Auf der Burg Neuhaus gibt es eine Zweigstelle des Stadtmuseums. In der historischen Wasserburg haben außerdem Künstler ihre Ateliers, der sehr rührige Freundeskreis lädt zu interessanten Veranstaltungen ein. Aber auch der Kunsthandwerkermarkt lockt viele Besucher an.

Zerstört und wieder aufgebaut: Die Burg in Peine

Errichtet, zerstört und wieder aufgebaut: Die Peiner Burg hat eine wechselvolle Geschichte hinter sich. 1193 erstmals erwähnt, wurden sie durch Kriege immer wieder zerstört. Historische Überreste der Befestigungsanlage sind heute noch zu sehen. Sie sind ein beliebtes Ausflugsziel. Der Landkreis Peine hat dort seinen Verwaltungssitz, aber es gibt auch Kultur in der Nähe: im Kreismuseum Peine.

Der Peiner Burgparkeine Quelle: Tobias Mull

Kasematte, Brückenbogen und Burggraben – das ist von der Burg übrig geblieben. Auf 6000 Quadratmeter lädt der Burgpark auf seinen Wegen zum entspannten Spaziergang ein. Besucher können sich auf Schautafeln über die Geschichte der Burg informieren.

Archäologische Untersuchen im Jahr 1998

1998 wurde der in den 70er-Jahren angelegte Amtmann-Ziegler-Garten am Rand des Peiner Schlossbergs archäologisch untersucht. Dabei wurden Gebäude- und Mauerreste der frühneuzeitlichen Befestigungsanlagen freigelegt. Die Peiner Burg wurde 1193 erstmals erwähnt, in den folgenden Jahrhunderten gab es mehrere Umbauten, nach Kriegen musste sie wiederaufgebaut werden. Die Befestigungsanlagen, die heute begehbar sind, stammen aus der Ausbauphase nach den Zerstörungen des Dreißigjährigen Krieges. 
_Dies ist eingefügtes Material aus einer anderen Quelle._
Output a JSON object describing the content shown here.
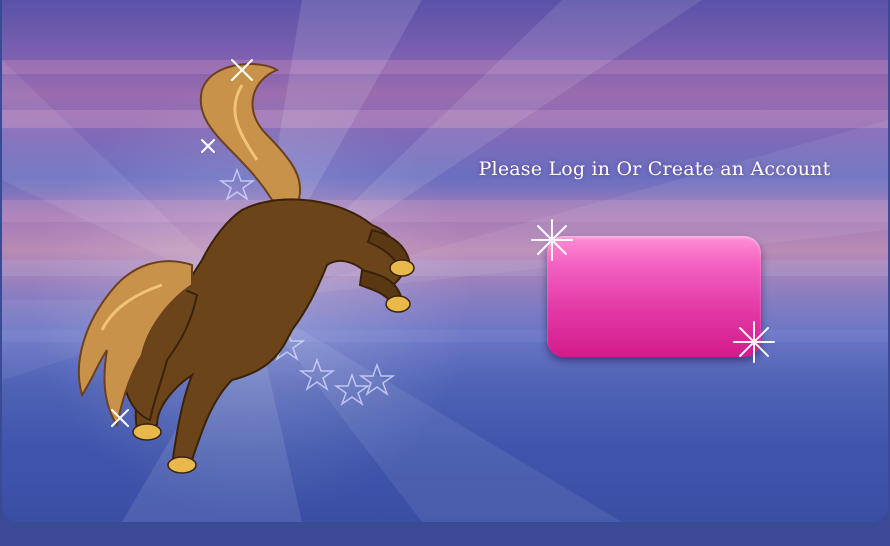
{
  "login": {
    "prompt": "Please Log in Or Create an Account",
    "button_label": ""
  },
  "colors": {
    "button_top": "#ff8fd6",
    "button_bottom": "#d41b8c",
    "sky_purple": "#9a6cae",
    "sky_blue": "#3f55ac"
  },
  "artwork": {
    "subject": "horse-icon"
  }
}
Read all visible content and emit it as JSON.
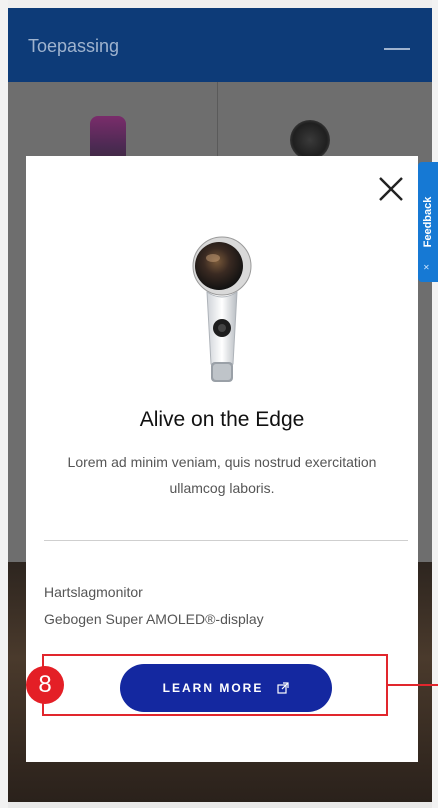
{
  "backdrop": {
    "header_title": "Toepassing"
  },
  "feedback": {
    "label": "Feedback"
  },
  "modal": {
    "title": "Alive on the Edge",
    "description": "Lorem ad minim veniam, quis nostrud exercitation ullamcog laboris.",
    "features": [
      "Hartslagmonitor",
      "Gebogen Super AMOLED®-display"
    ],
    "cta_label": "LEARN MORE"
  },
  "annotation": {
    "badge_number": "8"
  },
  "colors": {
    "header_bg": "#0d3b78",
    "cta_bg": "#1428a0",
    "feedback_bg": "#1679d4",
    "annotation_red": "#e1262d"
  },
  "icons": {
    "close": "close-icon",
    "external": "external-link-icon",
    "menu": "minus-icon"
  }
}
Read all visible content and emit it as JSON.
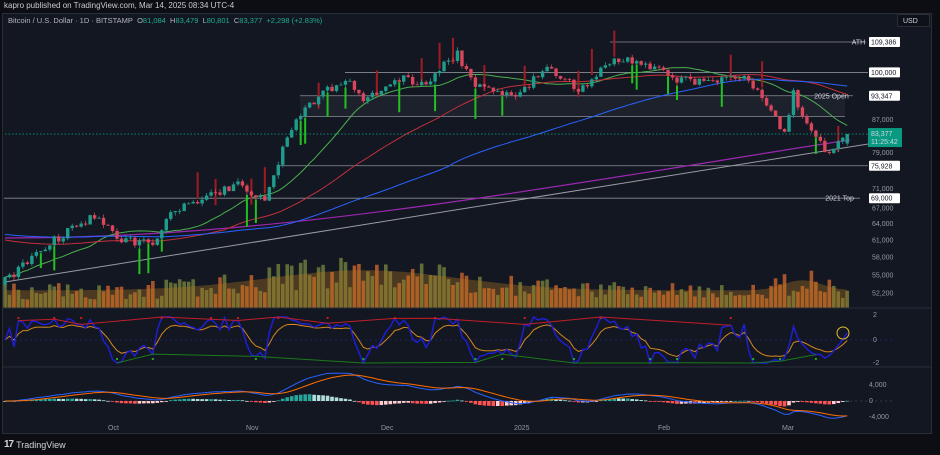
{
  "header": {
    "published": "kapro published on TradingView.com, Mar 14, 2025 08:34 UTC-4"
  },
  "symbol": {
    "name": "Bitcoin / U.S. Dollar · 1D · BITSTAMP",
    "open_label": "O",
    "open": "81,084",
    "high_label": "H",
    "high": "83,479",
    "low_label": "L",
    "low": "80,801",
    "close_label": "C",
    "close": "83,377",
    "change": "+2,298 (+2.83%)"
  },
  "currency_button": "USD",
  "price_axis": [
    "87,000",
    "79,000",
    "71,000",
    "67,000",
    "64,000",
    "61,000",
    "58,000",
    "55,000",
    "52,200"
  ],
  "levels": [
    {
      "label": "ATH",
      "value": "109,386",
      "price": 109386
    },
    {
      "label": "",
      "value": "100,000",
      "price": 100000
    },
    {
      "label": "2025 Open",
      "value": "93,347",
      "price": 93347
    },
    {
      "label": "",
      "value": "75,928",
      "price": 75928
    },
    {
      "label": "2021 Top",
      "value": "69,000",
      "price": 69000
    }
  ],
  "current_price": {
    "value": "83,377",
    "countdown": "11:25:42",
    "price": 83377
  },
  "osc_axis": [
    "2",
    "0",
    "-2"
  ],
  "macd_axis": [
    "4,000",
    "0",
    "-4,000"
  ],
  "date_axis": [
    "Oct",
    "Nov",
    "Dec",
    "2025",
    "Feb",
    "Mar"
  ],
  "footer": {
    "brand": "TradingView",
    "logo": "17"
  },
  "colors": {
    "up": "#1f9c8c",
    "down": "#d9455a",
    "bg": "#131722",
    "accent": "#089981"
  },
  "chart_data": {
    "type": "candlestick",
    "price_waypoints": [
      [
        0,
        54000
      ],
      [
        11,
        61000
      ],
      [
        20,
        65500
      ],
      [
        26,
        61000
      ],
      [
        33,
        60500
      ],
      [
        38,
        67000
      ],
      [
        44,
        68500
      ],
      [
        52,
        72300
      ],
      [
        58,
        68000
      ],
      [
        65,
        88000
      ],
      [
        67,
        90000
      ],
      [
        76,
        98500
      ],
      [
        80,
        92000
      ],
      [
        89,
        98000
      ],
      [
        94,
        96500
      ],
      [
        101,
        106000
      ],
      [
        104,
        97500
      ],
      [
        114,
        92500
      ],
      [
        121,
        102000
      ],
      [
        128,
        94500
      ],
      [
        135,
        103000
      ],
      [
        137,
        104000
      ],
      [
        147,
        100500
      ],
      [
        149,
        97500
      ],
      [
        166,
        98000
      ],
      [
        171,
        88500
      ],
      [
        174,
        84000
      ],
      [
        176,
        94000
      ],
      [
        178,
        87000
      ],
      [
        184,
        78500
      ],
      [
        188,
        83377
      ]
    ],
    "price_waypoint_units": "day index from Sep 7 2024, USD"
  }
}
Hildesheimer Fürstbischof ließ die Burg neu errichten

Sie wurden in den Jahren 1659/60 im Auftrag des Hildesheimer Fürstbischofs errichtet. Der ehemals runde Burgberg erhielt einen nahezu quadratischen Grundriss mit hakenförmigen Eckbastionen, die den Schlosshof um einige Meter überragten. Der Graben bekam eine Breite von 15 bis 20 Metern.

Ein Teil der zum Schutz der Zugbrücke angelegten Kasematten befindet sich außerhalb des Burgparks unter dem Wohnhaus der Weinhandlung Euling, dem sogenannten Zehnerhaus aus dem Jahre 1847. Der Burgpark bietet Besuchern vom Plateau der Eckbastion einen großartigen Überblick über die Ausgrabungen und die Peiner Altstadt.